Tableflow maps data from raw Kafka topics to Iceberg or Delta Lake tables using the following process. This helps solve the problem of fragile pipelines and creates usable data without the risk of duplication or the need for cleanup. 

  1. Data Conversion—Converts Kafka segments and schemas in Avro, JSON, or Protobuf into Iceberg and Delta-compatible schemas and parquet files, using the Schema Registry in Confluent Cloud as the source of truth.
  2. Schema Evolution – Tableflow automatically detects schema changes such as adding fields or widening types and applies them to the respective table.
  3. Catalog Syncing – Sync Tableflow-created tables as external tables in AWS Glue, Snowflake Open Catalog, Apache Polaris, and Unity Catalog (coming soon).
  4. Table Maintenance and Metadata Management – Tableflow automatically compacts small files when it detects enough of them and also handles snapshots and version expiration.
  5. Choose your storage—You can store the data in your own Amazon S3 bucket or let Confluent host and manage the storage for you.
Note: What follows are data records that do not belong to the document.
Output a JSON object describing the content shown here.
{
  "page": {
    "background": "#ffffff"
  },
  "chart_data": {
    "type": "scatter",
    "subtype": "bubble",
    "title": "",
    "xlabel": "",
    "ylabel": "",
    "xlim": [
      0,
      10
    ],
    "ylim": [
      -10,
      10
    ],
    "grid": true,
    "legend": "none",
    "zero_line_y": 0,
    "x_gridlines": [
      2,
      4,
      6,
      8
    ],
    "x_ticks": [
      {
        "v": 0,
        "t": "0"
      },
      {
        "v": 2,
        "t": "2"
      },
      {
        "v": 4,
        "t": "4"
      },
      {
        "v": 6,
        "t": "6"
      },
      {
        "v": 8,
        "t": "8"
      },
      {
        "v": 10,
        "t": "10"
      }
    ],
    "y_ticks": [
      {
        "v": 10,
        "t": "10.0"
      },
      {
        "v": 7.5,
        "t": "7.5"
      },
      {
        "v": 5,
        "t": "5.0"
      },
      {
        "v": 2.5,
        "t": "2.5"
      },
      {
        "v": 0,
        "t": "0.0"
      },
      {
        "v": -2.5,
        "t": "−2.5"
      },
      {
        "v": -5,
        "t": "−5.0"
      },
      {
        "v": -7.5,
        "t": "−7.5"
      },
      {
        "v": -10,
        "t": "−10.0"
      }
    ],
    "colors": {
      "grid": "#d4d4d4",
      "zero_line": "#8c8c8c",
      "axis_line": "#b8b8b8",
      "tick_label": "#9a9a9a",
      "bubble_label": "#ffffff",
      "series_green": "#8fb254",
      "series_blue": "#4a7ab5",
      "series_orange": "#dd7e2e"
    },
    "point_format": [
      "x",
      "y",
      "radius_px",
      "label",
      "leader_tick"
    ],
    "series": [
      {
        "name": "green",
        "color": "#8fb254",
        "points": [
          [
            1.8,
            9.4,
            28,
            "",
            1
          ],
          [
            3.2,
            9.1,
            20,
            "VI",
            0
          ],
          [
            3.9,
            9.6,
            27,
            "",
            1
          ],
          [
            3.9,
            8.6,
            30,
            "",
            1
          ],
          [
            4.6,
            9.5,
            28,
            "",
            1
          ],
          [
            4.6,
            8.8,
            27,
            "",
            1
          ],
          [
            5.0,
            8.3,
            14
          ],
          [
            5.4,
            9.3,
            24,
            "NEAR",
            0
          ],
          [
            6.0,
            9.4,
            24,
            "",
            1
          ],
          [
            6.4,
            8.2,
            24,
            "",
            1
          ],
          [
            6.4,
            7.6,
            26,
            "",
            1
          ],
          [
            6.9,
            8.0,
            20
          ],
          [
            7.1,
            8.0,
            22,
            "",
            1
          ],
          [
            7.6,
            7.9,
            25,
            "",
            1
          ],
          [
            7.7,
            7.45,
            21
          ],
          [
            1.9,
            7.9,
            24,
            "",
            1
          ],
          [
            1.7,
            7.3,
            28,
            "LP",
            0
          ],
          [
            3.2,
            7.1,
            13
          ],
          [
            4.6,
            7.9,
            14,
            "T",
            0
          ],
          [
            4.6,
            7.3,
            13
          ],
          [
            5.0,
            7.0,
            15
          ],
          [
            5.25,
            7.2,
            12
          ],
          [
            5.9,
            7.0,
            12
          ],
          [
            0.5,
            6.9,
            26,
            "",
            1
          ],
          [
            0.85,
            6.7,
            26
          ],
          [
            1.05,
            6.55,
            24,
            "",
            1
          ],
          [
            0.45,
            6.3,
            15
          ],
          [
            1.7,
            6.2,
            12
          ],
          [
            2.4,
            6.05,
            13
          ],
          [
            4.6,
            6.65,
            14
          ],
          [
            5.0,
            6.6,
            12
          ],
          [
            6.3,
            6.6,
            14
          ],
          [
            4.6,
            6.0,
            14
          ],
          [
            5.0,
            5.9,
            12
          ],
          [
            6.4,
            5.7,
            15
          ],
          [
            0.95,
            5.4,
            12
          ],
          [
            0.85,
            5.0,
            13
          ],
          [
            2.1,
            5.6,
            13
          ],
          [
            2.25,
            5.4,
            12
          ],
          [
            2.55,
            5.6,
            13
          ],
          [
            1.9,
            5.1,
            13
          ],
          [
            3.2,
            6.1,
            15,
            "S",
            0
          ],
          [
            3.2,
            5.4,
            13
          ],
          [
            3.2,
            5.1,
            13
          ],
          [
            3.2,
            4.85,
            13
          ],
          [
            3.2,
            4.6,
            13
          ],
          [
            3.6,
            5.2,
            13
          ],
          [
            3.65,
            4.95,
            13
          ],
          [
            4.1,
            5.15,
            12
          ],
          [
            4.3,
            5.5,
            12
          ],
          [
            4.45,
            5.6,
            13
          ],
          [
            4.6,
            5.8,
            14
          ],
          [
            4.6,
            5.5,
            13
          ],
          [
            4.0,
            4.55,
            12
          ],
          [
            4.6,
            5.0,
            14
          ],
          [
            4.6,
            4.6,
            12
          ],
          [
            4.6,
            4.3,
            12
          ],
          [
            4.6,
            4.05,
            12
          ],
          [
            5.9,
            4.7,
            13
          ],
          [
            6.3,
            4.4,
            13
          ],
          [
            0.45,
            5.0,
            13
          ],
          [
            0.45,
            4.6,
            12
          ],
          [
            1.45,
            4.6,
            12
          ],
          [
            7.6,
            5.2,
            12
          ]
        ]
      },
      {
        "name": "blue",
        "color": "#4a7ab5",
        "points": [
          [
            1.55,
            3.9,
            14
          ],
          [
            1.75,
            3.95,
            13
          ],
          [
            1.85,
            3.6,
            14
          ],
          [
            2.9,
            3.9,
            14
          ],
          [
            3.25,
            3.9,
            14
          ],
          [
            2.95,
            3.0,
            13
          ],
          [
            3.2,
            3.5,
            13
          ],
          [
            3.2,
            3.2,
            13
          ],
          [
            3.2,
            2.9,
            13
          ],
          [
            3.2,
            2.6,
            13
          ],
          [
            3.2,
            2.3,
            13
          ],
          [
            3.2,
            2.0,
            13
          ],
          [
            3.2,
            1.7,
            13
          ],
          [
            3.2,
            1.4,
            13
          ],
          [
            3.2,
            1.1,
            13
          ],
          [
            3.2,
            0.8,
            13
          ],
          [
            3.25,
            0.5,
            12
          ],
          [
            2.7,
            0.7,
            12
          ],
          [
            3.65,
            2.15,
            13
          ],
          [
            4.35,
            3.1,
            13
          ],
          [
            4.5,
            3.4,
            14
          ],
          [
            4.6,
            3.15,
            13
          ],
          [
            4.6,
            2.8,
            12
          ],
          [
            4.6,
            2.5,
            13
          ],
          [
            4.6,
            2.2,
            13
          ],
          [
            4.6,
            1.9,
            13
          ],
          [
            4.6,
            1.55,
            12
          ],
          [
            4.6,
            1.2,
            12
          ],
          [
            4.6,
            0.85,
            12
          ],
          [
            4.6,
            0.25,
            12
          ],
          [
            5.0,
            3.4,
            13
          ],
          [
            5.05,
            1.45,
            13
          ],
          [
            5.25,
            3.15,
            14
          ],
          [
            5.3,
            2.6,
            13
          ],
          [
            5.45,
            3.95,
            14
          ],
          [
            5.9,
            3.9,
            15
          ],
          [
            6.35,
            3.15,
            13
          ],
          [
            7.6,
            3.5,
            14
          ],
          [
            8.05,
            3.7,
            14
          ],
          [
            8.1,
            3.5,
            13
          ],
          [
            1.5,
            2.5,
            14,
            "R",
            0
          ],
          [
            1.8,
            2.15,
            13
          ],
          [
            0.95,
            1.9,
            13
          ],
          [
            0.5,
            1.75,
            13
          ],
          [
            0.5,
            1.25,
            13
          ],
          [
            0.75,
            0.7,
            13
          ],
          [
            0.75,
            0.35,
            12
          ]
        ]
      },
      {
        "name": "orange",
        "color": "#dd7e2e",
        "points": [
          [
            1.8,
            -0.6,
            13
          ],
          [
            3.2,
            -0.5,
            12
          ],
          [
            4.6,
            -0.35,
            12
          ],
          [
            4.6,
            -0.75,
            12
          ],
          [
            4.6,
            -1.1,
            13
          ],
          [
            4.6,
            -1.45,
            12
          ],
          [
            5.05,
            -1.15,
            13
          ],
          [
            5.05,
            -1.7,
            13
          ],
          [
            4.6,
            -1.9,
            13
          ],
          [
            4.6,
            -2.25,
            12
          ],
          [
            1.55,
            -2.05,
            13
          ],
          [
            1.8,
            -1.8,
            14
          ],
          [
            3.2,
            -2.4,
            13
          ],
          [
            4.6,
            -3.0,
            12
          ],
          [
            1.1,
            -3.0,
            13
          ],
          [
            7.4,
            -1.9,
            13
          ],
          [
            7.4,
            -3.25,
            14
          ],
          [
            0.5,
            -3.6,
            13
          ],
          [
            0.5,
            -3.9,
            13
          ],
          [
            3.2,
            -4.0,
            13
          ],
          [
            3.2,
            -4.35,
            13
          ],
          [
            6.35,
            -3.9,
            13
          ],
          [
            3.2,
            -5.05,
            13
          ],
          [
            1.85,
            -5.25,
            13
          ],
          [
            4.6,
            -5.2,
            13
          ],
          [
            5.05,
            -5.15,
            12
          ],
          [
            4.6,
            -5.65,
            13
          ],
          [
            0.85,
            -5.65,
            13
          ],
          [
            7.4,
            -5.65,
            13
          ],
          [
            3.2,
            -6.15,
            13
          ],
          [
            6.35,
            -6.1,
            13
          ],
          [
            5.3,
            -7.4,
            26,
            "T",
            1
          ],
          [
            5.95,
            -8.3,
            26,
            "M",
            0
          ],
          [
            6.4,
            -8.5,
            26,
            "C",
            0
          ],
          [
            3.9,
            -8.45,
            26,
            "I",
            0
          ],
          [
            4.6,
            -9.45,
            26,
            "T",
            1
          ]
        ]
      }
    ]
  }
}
The result is Kafka data that is transformed–made useable for analytics, data applications, or AI workloads. All of this happens without duplication, without switching pipelines, and without fragile data pipelines handling delicate streaming data. Instead, the data you need becomes instantly accessible to your analytics and AI tooling. 

 

Starburst’s expanding commitment to Iceberg with Tableflow

Like Starburst streaming ingest, Tableflow allows you to map streaming data to structured data using Iceberg. Once mapped to Iceberg, this data becomes available to analytics, data applications, or AI. 

Starburst-Tableflow Iceberg REST Catalog integration

Once Tableflow has completed the mapping process, users can analyze their data using the data platform of their choice, including Amazon Athena, Databricks, Snowflake, Dremio, Imply, Onehouse, and Starburst. The Iceberg REST catalog facilitates this integration, creating a powerful, versatile connection and serving as the authoritative repository for all Iceberg tables generated by the platform.

See the image below for more information on the data architecture of this integration. 

Image depicting confluent tableflow integration, including integration between Tableflow and Starburst

Starburst streaming ingest and Icehouse Architecture

For Starburst, this represents yet another commitment to an Iceberg-based Icehouse architecture.  Tableflow makes the world of Kafka data accessible to Iceberg in new ways, and Starburst is there to help facilitate and enable these workflows. This adds to and extends our formidable capabilities already present in the form of Starburst Galaxy streaming ingest.

In this, we double down on our belief that the future of data is bound up with the future of Apache Iceberg and other data lakehouse open table formats. The future of data is not only in analytics but also in data applications and AI workloads. 

All of these beliefs are represented in our integration with Tableflow, and we are excited to work more closely with Confluent and other partners to help make all data accessible to our single foundation for all your data workloads.